If your outreach to people struggling in their faith is a crash course in Christian apologetic then I’m afraid that you are doing it wrong and you are forgetting that these are people here – not just jewels in your heavenly crown. I honestly know just how difficult it is to step away from a position so fundamental to your being, but I think it is a necessity and you will be willing to do so if you truly care.
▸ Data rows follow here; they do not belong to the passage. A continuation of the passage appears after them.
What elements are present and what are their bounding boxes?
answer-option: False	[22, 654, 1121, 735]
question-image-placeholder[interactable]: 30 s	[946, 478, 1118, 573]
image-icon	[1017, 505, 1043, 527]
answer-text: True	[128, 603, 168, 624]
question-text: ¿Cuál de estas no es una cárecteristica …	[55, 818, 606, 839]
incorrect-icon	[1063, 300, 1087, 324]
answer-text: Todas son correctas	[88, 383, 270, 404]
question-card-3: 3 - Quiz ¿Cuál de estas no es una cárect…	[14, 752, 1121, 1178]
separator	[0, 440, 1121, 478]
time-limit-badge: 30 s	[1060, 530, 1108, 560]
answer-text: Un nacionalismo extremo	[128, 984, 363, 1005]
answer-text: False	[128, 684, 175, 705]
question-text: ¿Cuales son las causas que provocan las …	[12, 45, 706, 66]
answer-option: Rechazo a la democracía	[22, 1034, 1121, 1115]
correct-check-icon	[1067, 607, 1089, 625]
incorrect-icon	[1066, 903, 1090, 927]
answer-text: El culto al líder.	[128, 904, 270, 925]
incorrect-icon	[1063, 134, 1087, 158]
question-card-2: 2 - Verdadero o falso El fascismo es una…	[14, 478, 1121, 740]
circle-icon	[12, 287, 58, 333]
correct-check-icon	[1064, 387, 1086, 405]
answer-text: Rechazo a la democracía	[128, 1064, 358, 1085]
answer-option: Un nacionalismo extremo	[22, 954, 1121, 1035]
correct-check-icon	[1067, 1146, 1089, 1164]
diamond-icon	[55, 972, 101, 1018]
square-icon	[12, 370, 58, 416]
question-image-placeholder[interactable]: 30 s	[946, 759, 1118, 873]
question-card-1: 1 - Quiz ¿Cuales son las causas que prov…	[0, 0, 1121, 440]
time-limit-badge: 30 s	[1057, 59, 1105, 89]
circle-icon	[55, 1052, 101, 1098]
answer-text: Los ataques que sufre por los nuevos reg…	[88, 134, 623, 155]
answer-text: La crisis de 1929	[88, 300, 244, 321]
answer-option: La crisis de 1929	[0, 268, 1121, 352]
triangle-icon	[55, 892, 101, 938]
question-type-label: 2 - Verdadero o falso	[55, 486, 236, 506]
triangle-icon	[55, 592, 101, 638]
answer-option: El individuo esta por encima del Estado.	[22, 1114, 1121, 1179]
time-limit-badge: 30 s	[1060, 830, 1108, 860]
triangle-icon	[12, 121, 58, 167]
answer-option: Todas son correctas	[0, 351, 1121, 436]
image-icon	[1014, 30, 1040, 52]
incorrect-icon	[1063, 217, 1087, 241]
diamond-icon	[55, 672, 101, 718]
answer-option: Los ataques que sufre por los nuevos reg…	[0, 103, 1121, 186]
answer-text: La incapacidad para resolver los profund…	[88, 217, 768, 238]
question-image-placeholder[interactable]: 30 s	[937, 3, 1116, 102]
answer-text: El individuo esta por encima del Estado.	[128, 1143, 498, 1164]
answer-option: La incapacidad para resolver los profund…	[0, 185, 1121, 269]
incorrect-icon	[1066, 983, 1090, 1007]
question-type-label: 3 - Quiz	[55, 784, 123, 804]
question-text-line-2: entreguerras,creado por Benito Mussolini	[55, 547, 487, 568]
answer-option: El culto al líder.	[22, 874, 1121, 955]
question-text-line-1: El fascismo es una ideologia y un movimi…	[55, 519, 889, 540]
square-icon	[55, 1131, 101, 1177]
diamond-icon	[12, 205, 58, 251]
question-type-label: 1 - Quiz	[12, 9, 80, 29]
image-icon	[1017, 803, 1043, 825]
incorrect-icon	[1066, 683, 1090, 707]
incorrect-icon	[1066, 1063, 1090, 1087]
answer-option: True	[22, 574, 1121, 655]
I want to believe that many of you do but because of an unwillingness to do this for your own times of doubt leaves you without an understanding of just how important it is that you love the people you try to help regardless of the outcome as one of the greatest fears I had as a doubter was that I wouldn’t be loved by the believers around me.

My challenge, to anyone interested in reaching out to people in the positions I’ve described is simple:   Don’t push them where you want them to go even if you believe the eternal consequences are irreparable , just care enough to listen and provide as much comfort as you can in this one life we are absolutely sure we  have.   I promise to always do this – please do the same.

***If you are  struggling with doubts of any sort and you don’t know where to turn I can be contacted via my email ***

  • It sounds as though these Christian doubt clinics are using the same approach to treating someone harboring faith uncertainty as they would with homosexuality: as an "affliction" that needs to be "cured".

  • Alan

    Hi To heal me from doubt and restore my mental health I thought about how to do it and came up with the following non-religious simple ways of starting to enjoy life again, instead of seeking some sort of religious solution such as attempting to pray to a remote and apparently disinterested god.

    Hi,

    This is basically how I got well again!

    My life lessons

    1) Love yourself
    2) Love others
    3) Laugh
    4) Live fearlessly
    5) Your life is gift to enjoy not a chore to endure

    1) If you don’t love yourself you will get ill and not be able to do 2) 3) 4) or 5)
    2) Love others as you love yourself and you will prosper and 3) 4) and 5) will fall into place
    3) Laugh and be healthy, and the world will laugh with you, and love you back.
    4) Live fearlessly, all fear does is stop you in your tracks from doing anything else.
    5) Your life is a precious gift to enjoy every moment of and it and your life will speak to others so that they will want to share in your joy.

    Explanation

    1) After I started hating myself because I did not measure up to some other perceived perfection (Religion) I became ill got depressed and started taking drugs and medication to cope.

    2) If I could not love myself , it became difficult to love others, resulting in my becoming bitter and judgmental.

    3) I lived a life of fear and defeat

    4) If I hated myself, did not love others I could not laugh and got even more sick.

    5) Life became a chore to endure instead of a precious gift so I became obsessed with death

    To Get Well I Did

    1) I took a new look at myself and saw there was much to love about myself, so I started to:

    Love myself again

    2) I looked out of my own blessings took on compassion for the less fortunate banished hate and

    Loved others as I love myself.

    3) No longer sick or full of hate for myself and a new born love for others.

    I could laugh again and became even healthily again

    I looked at things that would make me laugh

    I laughed

    Now life is an ongoing joy, yesterday is gone, tomorrow is yet to come, I exist in the moment of my making, which is good.